In Deutschland ist gesetzlich vorgeschrieben, dass auch bei einer Feuerbestattung ein Sarg verwendet werden muss. Verstorbenen wird daher stets in einem Sarg die letzte Ehre erwiesen, selbst wenn die Trauerfeier erst nach dem Verbrennungsvorgang stattfinden soll. Die Einäscherung selbst erfolgt unter strengen behördlichen Auflagen und wird durch genau definierte Standards geregelt.

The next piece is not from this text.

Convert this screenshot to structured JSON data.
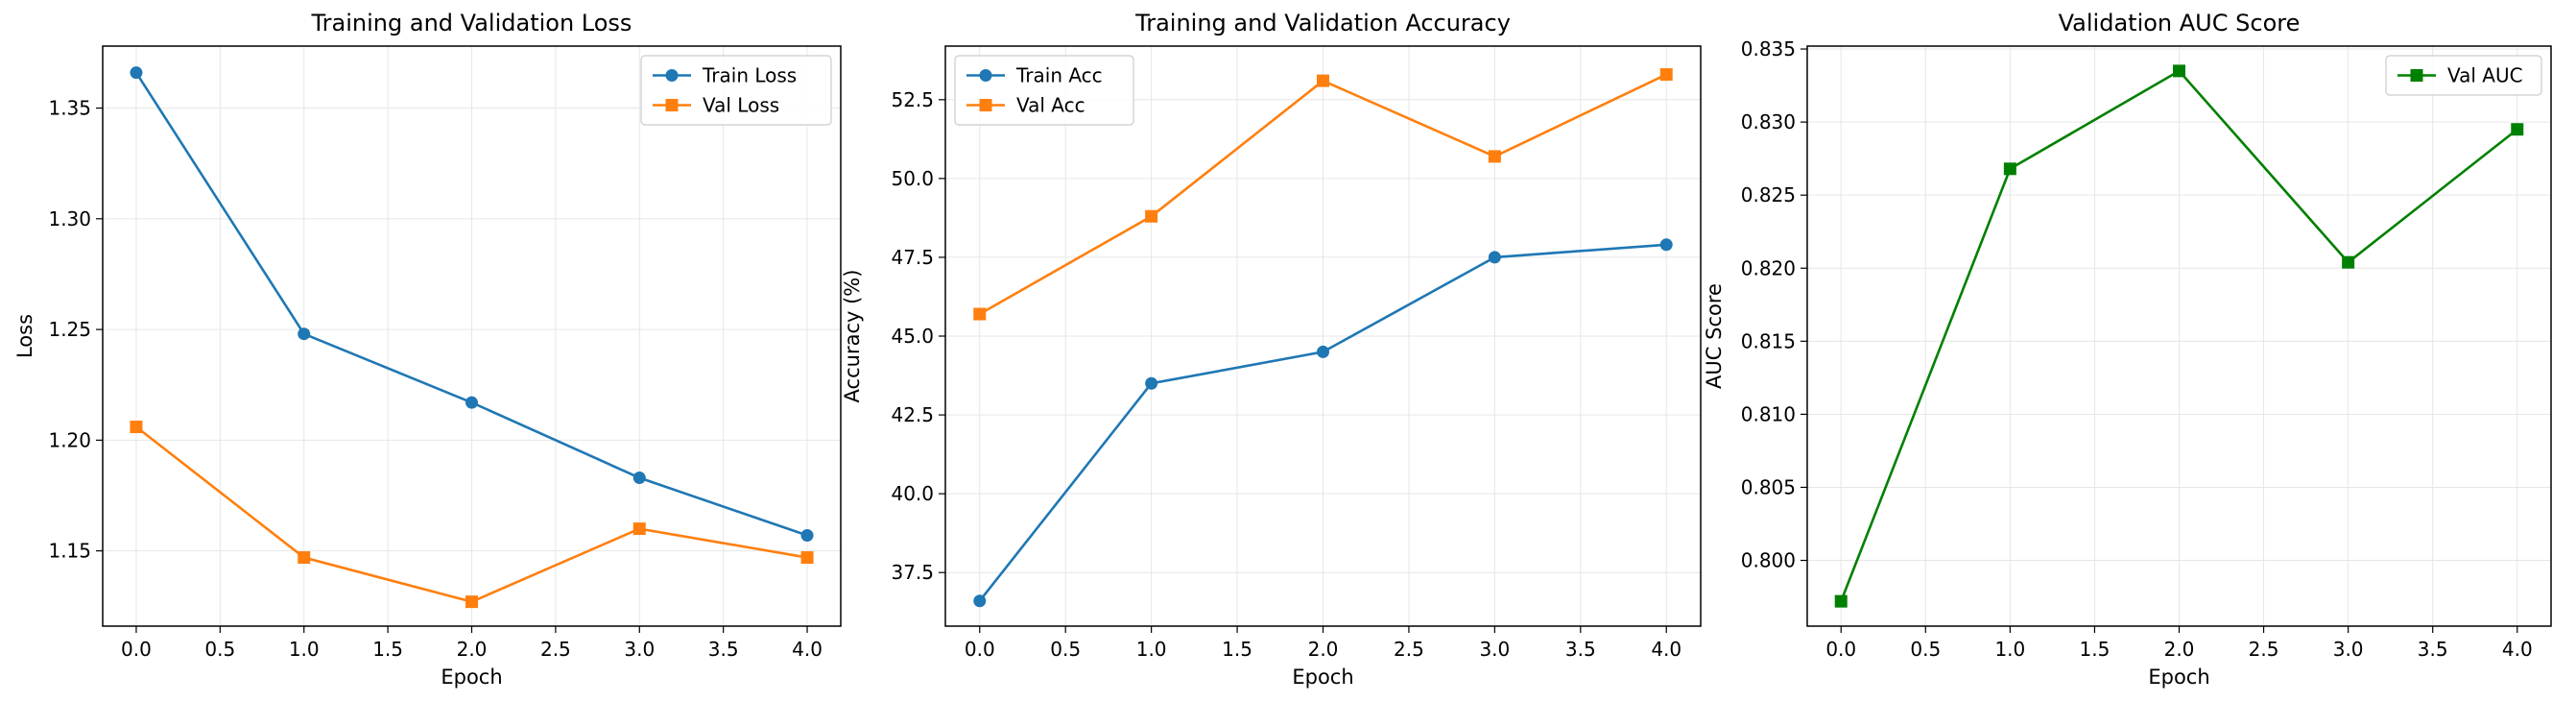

Die Asche der verstorbenen Person wird nach der Kremation in eine dafür vorgesehene Urne überführt. Diese kann je nach Wunsch auf einem Friedhof, in einem Kolumbarium oder in einem naturnahen Bestattungswald beigesetzt werden. Auch für die Urnenbeisetzung ist eine feierliche Abschiednahme möglich, bei der Angehörige noch einmal Gedichte, Gebete oder persönliche Worte sprechen können.